People displaced from border areas the Turkish army captured have sought safety further inside Afrin, officials from both sides confirm.

Afrin’s Health Council on Sunday revealed the number of civilians killed by continued Turkish airstrikes and ground shelling rose to 212, despite calls by the US and France for the implementation of a UN truce Turkey refuses.

Over the weekend, Head of the Turkish Red Crescent Kerem Kinik objected to any “forced resettlement” of refugees into Syria.

Over three million Syrians have found refuge in Turkey since the onset of the civil war seven years ago.

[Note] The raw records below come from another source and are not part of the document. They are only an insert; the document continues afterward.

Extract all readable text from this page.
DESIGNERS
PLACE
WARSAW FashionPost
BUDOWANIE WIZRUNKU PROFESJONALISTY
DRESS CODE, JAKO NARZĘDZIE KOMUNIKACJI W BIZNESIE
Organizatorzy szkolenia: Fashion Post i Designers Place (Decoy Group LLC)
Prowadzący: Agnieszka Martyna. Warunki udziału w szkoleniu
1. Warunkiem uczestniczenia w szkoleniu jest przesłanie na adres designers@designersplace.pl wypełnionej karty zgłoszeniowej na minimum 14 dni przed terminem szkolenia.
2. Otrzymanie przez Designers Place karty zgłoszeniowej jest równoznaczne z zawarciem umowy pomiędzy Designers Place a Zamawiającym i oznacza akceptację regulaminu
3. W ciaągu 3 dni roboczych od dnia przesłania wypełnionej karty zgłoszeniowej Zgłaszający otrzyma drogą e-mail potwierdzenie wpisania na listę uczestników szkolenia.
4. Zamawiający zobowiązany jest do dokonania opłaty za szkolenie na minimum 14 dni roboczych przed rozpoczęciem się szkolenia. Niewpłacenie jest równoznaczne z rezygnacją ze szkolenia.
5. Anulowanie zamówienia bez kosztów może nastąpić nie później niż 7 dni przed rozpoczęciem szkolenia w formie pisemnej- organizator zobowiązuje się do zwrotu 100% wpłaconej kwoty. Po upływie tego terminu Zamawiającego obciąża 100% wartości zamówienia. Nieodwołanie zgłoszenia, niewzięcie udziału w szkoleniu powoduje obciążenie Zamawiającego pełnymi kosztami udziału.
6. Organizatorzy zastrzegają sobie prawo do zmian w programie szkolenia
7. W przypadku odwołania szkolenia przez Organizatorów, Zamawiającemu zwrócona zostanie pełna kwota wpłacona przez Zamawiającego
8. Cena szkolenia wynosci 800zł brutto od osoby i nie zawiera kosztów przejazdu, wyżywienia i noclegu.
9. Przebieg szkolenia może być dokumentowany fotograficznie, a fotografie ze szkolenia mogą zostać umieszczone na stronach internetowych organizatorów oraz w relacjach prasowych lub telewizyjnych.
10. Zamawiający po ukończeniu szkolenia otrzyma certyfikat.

Some politicians have suggested taking those people under arms to fight the US-allied Kurds to prevent Turkish army losses which Ankara puts at 41 killed.

Opposition Republican People’s Party (CHP) MP Erdogan Toprak said Ankara should enlist 800,000 Syrian men into the FSA.

Toprak himself, and his party have supported Turkey’s invasion of Afrin. However, he has also called the FSA “terrorists” for relations with al-Qaeda, angering President Erdogan.

The HDP criticized the main opposition block for aligning with the government, charged it with legitimizing “anti-democratic gangs of FSA,” and slammed the lawmaker’s proposal as “immoral.”

Turkey already trains FSA militants on its territory, busing them into Afrin and elsewhere in Syria.